Zögerlich schloss sich seine Hand um die Türklinke. Ivan ließ man besser nicht warten.

Toris atmete tief durch und öffnete die Tür. Ein kalter Windzug wehte ins Haus, ließ ihn frösteln. Schnee bedeckte die Kleider seiner Gäste und Toris bekam ein schlechtes Gewissen, dass er sie hatte warten lassen.

„Privjet, Kamerad“, grüßte Ivan ihn mit einer Stimme, die so müde klang, wie Toris sich fühlte. Er sah vollkommen geschafft aus; blass und mit dunklen Schatten unter den Augen.

Natalja sagte gar nichts, sondern schmiegte sich enger an ihren Bruder. Mit heftig klopfendem Herzen suchte Toris ihren Blick.

Natalja war so wunderschön wie immer. Ihr volles, blondes Haar fiel ihr offen über die Schultern, umrahmte ihr makelloses, helles Gesicht. Die schmalen Brauen hatte sie hochgezogen und in ihren dunkelblauen Augen lag eine tiefe Verachtung- wie immer. Dennoch schmeckte Toris bittere Enttäuschung.

„Kommt doch rein“, sagte er mit einem versuchten Lächeln und ließ die beiden eintreten. Er schlug die Tür hinter ihnen zu, um die Kälte auszusperren und erhaschte so noch einen letzten Blick nach draußen. Schneeflocken tanzten durch die Luft.

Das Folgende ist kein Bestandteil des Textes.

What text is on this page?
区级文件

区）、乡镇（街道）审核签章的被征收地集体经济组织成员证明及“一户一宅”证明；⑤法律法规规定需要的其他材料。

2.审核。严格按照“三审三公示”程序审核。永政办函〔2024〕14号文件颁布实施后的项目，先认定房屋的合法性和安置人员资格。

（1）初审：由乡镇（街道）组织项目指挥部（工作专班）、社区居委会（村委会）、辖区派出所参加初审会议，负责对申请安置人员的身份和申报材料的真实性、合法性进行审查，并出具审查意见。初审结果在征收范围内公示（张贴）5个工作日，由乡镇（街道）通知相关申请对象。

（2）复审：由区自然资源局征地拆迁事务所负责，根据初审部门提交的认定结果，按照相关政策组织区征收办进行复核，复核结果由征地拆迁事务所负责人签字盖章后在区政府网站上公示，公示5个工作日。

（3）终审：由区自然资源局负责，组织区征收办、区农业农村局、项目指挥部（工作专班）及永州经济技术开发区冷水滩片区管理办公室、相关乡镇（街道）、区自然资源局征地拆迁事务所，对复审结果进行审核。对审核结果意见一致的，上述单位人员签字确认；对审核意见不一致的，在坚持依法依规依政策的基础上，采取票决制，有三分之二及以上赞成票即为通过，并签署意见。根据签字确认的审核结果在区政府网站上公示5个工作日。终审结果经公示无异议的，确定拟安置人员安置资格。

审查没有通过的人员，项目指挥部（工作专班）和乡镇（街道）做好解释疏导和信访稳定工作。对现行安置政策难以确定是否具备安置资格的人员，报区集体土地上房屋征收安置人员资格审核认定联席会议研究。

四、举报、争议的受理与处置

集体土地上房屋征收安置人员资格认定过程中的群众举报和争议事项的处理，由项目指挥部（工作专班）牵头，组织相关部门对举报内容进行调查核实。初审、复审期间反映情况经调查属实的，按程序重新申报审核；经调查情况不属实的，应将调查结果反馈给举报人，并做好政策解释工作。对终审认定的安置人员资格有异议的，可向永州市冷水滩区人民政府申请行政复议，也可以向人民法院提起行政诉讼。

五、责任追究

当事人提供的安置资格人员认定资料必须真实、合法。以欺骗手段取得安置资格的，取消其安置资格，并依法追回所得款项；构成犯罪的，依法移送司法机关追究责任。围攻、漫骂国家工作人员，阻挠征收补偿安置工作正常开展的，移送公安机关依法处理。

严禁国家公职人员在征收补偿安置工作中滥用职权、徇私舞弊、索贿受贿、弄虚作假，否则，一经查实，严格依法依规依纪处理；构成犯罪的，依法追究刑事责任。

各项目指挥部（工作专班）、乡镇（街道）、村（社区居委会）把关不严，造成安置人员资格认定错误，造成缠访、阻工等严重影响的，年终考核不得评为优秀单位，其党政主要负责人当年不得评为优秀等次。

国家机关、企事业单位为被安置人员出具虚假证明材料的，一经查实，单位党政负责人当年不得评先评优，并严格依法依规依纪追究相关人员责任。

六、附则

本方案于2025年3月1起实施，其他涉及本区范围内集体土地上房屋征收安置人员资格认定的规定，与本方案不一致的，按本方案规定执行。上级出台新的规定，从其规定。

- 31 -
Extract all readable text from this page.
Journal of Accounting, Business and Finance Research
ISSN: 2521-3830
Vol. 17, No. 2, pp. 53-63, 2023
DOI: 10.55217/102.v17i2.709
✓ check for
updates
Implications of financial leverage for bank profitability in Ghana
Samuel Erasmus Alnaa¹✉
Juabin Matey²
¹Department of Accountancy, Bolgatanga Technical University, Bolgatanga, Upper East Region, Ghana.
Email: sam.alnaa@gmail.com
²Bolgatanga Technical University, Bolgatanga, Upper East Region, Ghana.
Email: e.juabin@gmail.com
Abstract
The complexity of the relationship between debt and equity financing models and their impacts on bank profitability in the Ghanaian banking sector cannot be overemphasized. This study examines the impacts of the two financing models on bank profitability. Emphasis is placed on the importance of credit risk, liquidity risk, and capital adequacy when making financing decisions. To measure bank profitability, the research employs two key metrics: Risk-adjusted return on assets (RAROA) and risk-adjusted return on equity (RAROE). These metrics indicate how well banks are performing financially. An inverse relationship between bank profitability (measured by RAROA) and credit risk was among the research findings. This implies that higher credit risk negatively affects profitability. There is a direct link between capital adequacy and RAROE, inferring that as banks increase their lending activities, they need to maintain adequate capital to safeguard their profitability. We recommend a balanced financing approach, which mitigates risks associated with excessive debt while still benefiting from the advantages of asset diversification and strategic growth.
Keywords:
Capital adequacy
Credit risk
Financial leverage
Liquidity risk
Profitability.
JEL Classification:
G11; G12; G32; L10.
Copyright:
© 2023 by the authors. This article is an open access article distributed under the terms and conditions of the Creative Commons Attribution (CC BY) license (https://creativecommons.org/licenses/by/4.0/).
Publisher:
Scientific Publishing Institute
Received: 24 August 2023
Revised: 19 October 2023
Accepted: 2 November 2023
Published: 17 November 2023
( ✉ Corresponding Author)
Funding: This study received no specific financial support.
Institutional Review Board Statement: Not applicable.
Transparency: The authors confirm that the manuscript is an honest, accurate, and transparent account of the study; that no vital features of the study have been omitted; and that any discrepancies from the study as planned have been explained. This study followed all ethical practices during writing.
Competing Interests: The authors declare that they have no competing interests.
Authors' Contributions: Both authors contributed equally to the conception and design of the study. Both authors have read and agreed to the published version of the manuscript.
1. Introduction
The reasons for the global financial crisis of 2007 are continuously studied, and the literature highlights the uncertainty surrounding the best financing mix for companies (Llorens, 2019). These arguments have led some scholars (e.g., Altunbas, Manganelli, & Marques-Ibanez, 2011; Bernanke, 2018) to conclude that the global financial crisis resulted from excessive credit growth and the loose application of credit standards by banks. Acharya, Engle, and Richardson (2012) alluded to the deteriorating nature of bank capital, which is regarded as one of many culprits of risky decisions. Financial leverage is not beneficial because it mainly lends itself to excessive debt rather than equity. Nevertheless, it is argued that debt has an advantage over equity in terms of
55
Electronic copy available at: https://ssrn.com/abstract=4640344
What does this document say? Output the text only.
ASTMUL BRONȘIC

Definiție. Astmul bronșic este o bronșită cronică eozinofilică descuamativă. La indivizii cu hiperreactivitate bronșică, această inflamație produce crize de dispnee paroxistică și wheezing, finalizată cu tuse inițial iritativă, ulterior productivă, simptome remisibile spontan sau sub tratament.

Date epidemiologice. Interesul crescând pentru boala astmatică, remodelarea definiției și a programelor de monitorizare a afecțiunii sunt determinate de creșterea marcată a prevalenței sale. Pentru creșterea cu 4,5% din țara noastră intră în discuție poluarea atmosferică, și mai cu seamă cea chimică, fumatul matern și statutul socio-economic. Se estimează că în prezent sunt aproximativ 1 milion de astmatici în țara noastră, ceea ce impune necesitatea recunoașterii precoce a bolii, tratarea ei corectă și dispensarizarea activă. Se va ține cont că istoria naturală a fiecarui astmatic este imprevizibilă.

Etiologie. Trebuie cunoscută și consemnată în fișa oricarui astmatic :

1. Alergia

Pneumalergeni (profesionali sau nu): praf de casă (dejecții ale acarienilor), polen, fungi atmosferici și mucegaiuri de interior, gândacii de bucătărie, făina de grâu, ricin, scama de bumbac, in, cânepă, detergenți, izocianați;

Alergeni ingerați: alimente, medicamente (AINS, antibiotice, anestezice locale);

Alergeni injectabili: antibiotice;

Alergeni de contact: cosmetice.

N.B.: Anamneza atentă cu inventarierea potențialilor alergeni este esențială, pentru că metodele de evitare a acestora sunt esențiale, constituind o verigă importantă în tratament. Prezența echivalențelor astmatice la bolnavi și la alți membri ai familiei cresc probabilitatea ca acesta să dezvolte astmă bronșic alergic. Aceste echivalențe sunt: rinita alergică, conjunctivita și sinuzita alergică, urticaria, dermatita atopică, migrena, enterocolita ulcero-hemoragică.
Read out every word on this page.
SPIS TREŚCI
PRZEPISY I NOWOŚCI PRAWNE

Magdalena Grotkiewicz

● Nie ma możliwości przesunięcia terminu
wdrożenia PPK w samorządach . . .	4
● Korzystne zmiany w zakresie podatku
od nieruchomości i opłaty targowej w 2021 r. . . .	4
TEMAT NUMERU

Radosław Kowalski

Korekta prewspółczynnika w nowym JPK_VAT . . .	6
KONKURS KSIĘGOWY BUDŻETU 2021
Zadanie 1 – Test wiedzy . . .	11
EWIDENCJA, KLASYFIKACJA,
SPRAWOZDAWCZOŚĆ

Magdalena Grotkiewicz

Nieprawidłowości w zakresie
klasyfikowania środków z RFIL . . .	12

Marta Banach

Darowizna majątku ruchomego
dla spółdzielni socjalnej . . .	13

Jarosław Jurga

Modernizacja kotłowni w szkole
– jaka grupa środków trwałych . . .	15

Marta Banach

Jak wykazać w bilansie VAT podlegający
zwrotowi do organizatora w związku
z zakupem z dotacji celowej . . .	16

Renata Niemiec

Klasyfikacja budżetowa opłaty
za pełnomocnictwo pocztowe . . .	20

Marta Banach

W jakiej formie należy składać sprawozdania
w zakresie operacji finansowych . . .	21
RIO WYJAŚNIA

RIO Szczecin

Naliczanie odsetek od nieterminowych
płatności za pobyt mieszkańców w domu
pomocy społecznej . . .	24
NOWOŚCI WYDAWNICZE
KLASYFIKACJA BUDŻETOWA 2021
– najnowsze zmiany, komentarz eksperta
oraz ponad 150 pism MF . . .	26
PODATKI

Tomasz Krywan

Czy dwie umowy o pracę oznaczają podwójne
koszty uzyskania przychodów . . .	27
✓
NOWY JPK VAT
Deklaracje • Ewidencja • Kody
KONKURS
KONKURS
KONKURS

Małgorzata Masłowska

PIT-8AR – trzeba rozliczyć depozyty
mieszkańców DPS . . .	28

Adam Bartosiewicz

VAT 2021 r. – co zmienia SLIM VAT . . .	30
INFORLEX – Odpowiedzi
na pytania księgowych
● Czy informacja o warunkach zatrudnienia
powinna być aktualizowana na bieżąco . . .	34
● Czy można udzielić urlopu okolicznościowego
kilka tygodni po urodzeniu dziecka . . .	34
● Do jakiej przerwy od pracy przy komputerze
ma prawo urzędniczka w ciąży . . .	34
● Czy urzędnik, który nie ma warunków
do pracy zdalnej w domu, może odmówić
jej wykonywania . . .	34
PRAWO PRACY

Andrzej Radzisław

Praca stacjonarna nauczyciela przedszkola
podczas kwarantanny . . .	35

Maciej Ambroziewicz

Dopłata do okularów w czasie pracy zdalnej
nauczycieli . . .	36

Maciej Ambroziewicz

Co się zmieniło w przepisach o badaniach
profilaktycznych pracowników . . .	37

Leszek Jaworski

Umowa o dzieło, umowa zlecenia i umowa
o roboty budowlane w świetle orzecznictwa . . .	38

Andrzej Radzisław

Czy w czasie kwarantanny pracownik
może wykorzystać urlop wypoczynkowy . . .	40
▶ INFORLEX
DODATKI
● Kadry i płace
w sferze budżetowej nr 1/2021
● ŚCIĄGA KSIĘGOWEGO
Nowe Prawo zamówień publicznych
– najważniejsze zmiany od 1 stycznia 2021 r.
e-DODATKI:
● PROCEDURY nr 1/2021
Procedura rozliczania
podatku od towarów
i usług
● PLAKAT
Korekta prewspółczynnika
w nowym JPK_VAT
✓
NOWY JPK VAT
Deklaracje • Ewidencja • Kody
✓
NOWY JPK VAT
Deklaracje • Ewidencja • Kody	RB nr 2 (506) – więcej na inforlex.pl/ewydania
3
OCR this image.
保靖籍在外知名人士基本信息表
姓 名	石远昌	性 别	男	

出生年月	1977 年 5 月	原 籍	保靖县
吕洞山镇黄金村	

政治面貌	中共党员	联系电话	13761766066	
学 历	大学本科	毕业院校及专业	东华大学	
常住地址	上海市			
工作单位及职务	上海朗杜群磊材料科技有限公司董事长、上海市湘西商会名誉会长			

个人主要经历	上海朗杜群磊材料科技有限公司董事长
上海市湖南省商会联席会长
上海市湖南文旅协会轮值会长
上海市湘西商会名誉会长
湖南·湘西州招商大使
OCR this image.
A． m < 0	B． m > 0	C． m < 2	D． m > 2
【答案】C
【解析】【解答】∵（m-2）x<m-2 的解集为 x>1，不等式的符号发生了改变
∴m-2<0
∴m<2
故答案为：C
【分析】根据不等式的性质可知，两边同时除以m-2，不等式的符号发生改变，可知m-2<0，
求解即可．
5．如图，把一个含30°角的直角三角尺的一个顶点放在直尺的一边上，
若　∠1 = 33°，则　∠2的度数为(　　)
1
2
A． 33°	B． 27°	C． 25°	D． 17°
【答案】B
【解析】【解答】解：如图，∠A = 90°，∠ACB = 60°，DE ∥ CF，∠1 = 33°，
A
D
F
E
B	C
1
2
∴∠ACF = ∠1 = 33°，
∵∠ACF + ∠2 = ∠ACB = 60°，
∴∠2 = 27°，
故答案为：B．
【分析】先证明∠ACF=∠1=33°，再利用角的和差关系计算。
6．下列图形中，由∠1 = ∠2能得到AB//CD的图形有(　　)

„Ich werde nicht lange hier bleiben“, verkündete Ivan und stellte eine Reisetasche ab. Sie war nicht sehr groß, anscheinend besaß Natalja nicht viel, dass sie hatte mitnehmen wollen. „Ich wollte nur sichergehen, dass Natalja auch ankommt. Es tut uns leid, dass wir erst so spät gekommen sind. Nicht wahr?“ Er sah Natalja scharf an und sie biss sich auf die Unterlippe. „Entschuldige bitte“, würgte sie schließlich hervor. Sie sah wütend und unglücklich aus und Toris fühlte sich schuldig, da er sich tatsächlich freute, dass dieses engelsgleiche Mädchen bei ihm einzog.

„Das macht gar nichts“, sagte er schnell.

Während andere Natalja aus Furcht mieden, hatte er sie stets anziehend gefunden. Es lag nicht nur daran, dass sie die schönste Frau war, die er kannte. Nein, er bewunderte sie auch für ihren eisernen Willen und ihren Stolz. Und der Gedanke reizte ihn, die Mauer aus Eis, die sie umgab, zu durchbrechen und das Mädchen, das sich dahinter verbarg kennen zu lernen.

Ivan hustete unterdrückt. „Du wirst dich gut um Natalja kümmern, da?“, fragte er und Toris nickte heftig. „Natürlich. Natalja, ich freue mich, dich hier willkommen heißen zu dürfen.“

Vielleicht würde er sie besser kennen lernen können, ihr wahres Ich kennen lernen können, wenn sie erst bei ihm wohnte. Wenn sie von ihrem Bruder weg war und nur noch mit ihm zusammen, ein bisschen wie ein Ehepaar.

Nataljas Kinn zitterte. „Vanja!“, sagte sie und in ihrer Stimme klang ein leichtes Entsetzen mit. „Bitte, lass mich hier nicht zurück!“ Toris schluckte.

Ivan versuchte sich aus dem Klammergriff seiner Schwester zu befreien. Sie hatte lediglich einen Arm um ihn geschlungen -der zweite hing schlaff herab-, aber anscheinend legte sie ihre ganze Kraft in ihn.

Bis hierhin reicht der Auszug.